By early 1999, Media Outlet in China stated in their fitness reportage that one hundred million people were practicing Falun Gong. The book “Zhuan Falun” was translated into many foreign languages, and was being read in 30 countries and territories around the world. Many persons of non-Chinese descents traveled thousands of miles to China to learn Chinese, just so that they could read the original Chinese text of Zhuan Falun. The Chinese culture, despite its experiences in modern times, once again, spread to the world.
The 1999 Qing Hua alumni union happened to be on April 25, the day ten thousand followers of Falun Gong gathered in a demonstration at the State Letter and Complain Bureau near Zhong Nan Hai. Hu Jintao and his wife saw the dramatic scene on their way back to Zhong Nan Hai from the alumni party.

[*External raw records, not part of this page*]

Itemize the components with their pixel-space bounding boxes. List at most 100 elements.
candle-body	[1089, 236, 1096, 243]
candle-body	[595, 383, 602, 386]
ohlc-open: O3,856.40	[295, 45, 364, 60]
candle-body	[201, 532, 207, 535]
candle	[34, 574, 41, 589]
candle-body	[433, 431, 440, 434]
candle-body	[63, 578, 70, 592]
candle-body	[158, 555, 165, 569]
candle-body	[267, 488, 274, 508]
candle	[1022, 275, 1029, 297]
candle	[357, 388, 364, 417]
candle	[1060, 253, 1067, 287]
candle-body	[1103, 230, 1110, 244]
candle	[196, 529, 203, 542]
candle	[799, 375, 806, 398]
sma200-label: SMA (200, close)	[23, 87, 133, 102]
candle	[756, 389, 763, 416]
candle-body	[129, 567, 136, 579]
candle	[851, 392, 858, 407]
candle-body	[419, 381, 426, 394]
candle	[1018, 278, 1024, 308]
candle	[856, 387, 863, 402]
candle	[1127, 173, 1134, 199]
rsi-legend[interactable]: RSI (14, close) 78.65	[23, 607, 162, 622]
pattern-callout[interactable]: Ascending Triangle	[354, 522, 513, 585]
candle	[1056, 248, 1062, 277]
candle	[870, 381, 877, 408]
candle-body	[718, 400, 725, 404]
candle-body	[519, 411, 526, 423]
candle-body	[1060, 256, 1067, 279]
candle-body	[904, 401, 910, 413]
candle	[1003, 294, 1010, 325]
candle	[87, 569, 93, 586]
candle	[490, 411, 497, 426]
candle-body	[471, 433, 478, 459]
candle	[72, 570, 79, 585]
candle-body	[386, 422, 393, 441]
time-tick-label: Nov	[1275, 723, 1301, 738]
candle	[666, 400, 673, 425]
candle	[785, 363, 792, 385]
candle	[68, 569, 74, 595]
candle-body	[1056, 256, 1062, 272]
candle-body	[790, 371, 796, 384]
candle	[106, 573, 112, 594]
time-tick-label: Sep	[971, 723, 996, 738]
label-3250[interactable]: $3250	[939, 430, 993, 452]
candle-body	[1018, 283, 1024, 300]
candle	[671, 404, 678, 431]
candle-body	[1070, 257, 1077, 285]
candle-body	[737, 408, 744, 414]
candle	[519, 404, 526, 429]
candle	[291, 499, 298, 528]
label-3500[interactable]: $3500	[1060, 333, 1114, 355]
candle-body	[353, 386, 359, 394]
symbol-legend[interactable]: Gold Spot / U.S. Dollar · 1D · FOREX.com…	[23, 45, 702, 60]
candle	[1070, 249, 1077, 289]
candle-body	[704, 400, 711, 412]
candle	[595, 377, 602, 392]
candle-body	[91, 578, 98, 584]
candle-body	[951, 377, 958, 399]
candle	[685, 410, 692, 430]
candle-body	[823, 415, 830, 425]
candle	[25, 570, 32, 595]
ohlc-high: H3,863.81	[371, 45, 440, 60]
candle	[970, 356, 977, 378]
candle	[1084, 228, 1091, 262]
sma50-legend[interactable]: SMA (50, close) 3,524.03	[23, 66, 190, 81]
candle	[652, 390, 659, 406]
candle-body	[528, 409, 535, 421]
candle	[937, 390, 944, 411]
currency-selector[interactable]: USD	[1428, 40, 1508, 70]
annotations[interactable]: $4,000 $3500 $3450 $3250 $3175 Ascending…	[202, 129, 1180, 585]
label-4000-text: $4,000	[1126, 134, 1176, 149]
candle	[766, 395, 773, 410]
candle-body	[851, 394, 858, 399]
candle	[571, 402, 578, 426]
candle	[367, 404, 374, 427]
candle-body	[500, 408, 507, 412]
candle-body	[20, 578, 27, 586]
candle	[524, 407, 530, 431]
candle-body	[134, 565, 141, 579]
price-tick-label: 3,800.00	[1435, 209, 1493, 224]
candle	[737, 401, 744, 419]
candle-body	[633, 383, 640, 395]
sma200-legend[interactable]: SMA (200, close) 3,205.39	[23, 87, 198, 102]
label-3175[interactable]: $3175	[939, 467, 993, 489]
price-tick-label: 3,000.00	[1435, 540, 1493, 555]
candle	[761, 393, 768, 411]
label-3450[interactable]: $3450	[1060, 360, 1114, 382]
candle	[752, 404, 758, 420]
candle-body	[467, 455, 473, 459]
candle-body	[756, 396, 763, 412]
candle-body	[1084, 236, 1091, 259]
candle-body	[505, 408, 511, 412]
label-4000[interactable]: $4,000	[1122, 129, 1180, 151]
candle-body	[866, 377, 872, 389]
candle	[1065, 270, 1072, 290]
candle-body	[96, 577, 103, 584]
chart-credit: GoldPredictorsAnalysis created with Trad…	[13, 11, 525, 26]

Worrying about a possible crackdown, Hu right away passed on words to his former classmate, Falun Gong practitioner, Zhang Mengye, to be careful.
In 1995, Jiang Zemin began to promote his theory of so-called “3 Represents”. Few, if any, really took it seriously. By contrast, however, Jiang could find the Falun Gong’s guiding book “Zhuan Falun” just about everywhere. And he knew the number of Falun Gong practitioners had been growing at a torrid pace. From time to time, somebody, in Jiang’s present, would express admiration for Master Li’s noble character and exemplary conduct.
This was a lot for Jiang Zemin’s ego to handle.